VERITAS Volume Manager 4.1 Administrator's Guide

Understanding VERITAS Volume Manager
Volume Layouts in VxVM
Chapter 122
Striping (RAID-0)
NOTE You may need an additional license to use this feature.
Striping (RAID-0) is useful if you need large amounts of data written to
or read from physical disks, and performance is important. Striping is
also helpful in balancing the I/O load from multi-user applications across
multiple disks. By using parallel data transfer to and from multiple
disks, striping significantly improves data-access performance.
Striping maps data so that the data is interleaved among two or more
physical disks. A striped plex contains two or more subdisks, spread out
over two or more physical disks. Data is allocated alternately and evenly
to the subdisks of a striped plex.
The subdisks are grouped into “columns, with each physical disk limited
to one column. Each column contains one or more subdisks and can be
derived from one or more physical disks. The number and sizes of
subdisks per column can vary. Additional subdisks can be added to
columns, as necessary.
CAUTION Striping a volume, or splitting a volume across multiple disks, increases
the chance that a disk failure will result in failure of that volume.

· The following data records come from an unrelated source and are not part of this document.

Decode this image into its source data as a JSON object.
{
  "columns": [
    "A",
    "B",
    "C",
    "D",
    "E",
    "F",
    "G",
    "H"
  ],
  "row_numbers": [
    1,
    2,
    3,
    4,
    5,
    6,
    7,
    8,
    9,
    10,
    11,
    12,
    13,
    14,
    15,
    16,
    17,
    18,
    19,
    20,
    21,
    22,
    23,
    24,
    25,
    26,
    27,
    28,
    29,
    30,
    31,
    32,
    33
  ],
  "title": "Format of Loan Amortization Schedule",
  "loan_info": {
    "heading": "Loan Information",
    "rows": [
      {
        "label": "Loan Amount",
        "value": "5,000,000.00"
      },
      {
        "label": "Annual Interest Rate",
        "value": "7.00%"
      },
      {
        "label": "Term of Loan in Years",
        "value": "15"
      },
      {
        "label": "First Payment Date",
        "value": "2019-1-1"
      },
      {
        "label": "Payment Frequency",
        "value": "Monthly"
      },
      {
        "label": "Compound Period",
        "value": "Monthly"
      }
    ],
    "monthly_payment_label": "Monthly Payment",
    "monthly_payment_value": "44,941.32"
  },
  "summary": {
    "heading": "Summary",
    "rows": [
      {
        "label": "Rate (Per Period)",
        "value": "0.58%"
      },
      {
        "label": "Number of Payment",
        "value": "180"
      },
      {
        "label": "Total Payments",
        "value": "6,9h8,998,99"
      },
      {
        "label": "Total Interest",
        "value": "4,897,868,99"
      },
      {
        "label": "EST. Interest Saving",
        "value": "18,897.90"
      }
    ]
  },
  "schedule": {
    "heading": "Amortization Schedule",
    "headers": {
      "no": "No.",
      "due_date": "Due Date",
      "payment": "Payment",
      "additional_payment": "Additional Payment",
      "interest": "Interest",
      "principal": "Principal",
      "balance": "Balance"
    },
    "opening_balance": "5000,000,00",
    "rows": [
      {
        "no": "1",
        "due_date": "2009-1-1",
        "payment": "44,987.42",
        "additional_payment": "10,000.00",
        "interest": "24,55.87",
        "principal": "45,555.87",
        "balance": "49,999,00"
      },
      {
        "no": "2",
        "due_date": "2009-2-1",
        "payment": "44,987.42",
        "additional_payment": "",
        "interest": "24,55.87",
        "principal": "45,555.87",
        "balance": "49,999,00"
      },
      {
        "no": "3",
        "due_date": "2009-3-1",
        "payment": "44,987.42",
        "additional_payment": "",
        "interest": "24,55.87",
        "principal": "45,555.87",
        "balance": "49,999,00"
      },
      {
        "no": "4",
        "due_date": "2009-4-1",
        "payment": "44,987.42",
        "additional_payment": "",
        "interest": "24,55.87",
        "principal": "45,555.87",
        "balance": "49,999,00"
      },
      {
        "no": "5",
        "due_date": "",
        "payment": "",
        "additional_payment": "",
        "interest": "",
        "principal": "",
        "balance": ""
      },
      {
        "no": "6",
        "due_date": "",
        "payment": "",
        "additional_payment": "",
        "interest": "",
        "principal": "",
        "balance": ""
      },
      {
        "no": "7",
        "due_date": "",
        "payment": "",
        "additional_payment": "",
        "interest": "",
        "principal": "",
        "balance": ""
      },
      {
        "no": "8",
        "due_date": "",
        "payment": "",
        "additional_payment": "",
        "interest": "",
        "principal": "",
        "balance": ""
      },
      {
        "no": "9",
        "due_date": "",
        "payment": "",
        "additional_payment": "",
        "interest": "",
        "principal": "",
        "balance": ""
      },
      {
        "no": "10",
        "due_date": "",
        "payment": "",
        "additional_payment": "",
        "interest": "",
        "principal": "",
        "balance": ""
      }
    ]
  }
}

If five volumes are striped across the same five disks, then failure of any
one of the five disks will require that all five volumes be restored from a
backup. If each volume is on a separate disk, only one volume has to be
restored. (As an alternative to striping, use mirroring or RAID-5 to
substantially reduce the chance that a single disk failure results in
failure of a large number of volumes.)
Data is allocated in equal-sized units (stripe units) that are interleaved
between the columns. Each stripe unit is a set of contiguous blocks on a
disk. The default stripe unit size (or width) is 64 kilobytes.